14. The method of claim 9, the remedial change comprising replacing the pre-remediation version of the first file with a post-remediation version of the first file.
15. The method of claim 9, the remedial change comprising closing a port at the portion of the plurality of cloud-based machines.
16. The method of claim 9, further comprising, before executing the correction script at the portion of the plurality of cloud-based machines:
sending a message indicating the correction script to an administrative user; and
receiving from the administrative user and approval of the correction script.

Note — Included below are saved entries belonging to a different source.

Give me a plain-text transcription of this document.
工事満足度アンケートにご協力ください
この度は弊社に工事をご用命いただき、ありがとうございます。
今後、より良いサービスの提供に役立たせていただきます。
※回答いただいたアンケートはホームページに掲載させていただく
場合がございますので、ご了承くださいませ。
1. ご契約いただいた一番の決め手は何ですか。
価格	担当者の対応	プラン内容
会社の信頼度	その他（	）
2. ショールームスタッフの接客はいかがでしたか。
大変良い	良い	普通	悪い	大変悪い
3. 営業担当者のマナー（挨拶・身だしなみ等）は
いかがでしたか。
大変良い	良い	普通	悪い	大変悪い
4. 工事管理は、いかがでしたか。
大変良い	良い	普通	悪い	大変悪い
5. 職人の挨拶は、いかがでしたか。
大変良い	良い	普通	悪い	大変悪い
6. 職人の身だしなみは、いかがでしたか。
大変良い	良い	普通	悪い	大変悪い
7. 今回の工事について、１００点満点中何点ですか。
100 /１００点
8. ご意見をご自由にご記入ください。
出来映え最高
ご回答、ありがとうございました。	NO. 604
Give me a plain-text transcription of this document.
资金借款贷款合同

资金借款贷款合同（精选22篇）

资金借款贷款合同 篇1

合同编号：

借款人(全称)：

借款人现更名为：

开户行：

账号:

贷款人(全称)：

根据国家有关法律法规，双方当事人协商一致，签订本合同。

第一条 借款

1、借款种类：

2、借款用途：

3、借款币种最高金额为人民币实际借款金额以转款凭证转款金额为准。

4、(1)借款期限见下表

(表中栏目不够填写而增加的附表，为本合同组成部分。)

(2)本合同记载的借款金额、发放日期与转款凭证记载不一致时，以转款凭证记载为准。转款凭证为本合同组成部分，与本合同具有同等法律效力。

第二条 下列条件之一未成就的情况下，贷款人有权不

17. A non-transitory machine-readable medium comprising instructions thereon that, when executed by at least one processor, cause the at least one processor to perform operations comprising:
accessing vulnerability data, the vulnerability data describing a software application executed by a portion of a plurality of cloud-based machines and a remedial change to the software application;
accessing a pre-remediation version of a first file of the software application from a first cloud-based machine of the portion of the plurality of cloud-based machines;
generating a cryptographic hash of the pre-remediation version of the first file;
using the vulnerability data, executing a trained computerized model to generate a correction script, the correction script being executable to implement the remedial change to the software application; and
executing the correction script at the portion of the plurality of cloud-based machines to implement the remedial change to the software application.
18. The non-transitory machine-readable medium of claim 17, the operations further comprising:
after executing the correction script at the first cloud-based machine, accessing a post-remediation version of the first file from the first cloud-based machine;
generating a cryptographic hash of the post-remediation version of the first file;
comparing the cryptographic hash of the post-remediation version of the first file to the cryptographic hash of the pre-remediation version of the first file;
based on the comparing, determining that the post-remediation version of the first file is different than the pre-remediation version of the first file; and
after determining that the post-remediation version of the first file is different than the pre-remediation version of the first file, executing the correction script at a remainder of the portion of the plurality of cloud-based machines.
19. The non-transitory machine-readable medium of claim 17, the operations further comprising scanning the plurality of cloud-based machines to identify the portion of the plurality of cloud-based machines executing the software application.
20. The non-transitory machine-readable medium of claim 19, the scanning comprising comparing the cryptographic hash of the pre-remediation version of the first file to a hash of a current version of the first file at a second cloud-based machine of the plurality of cloud-based machines.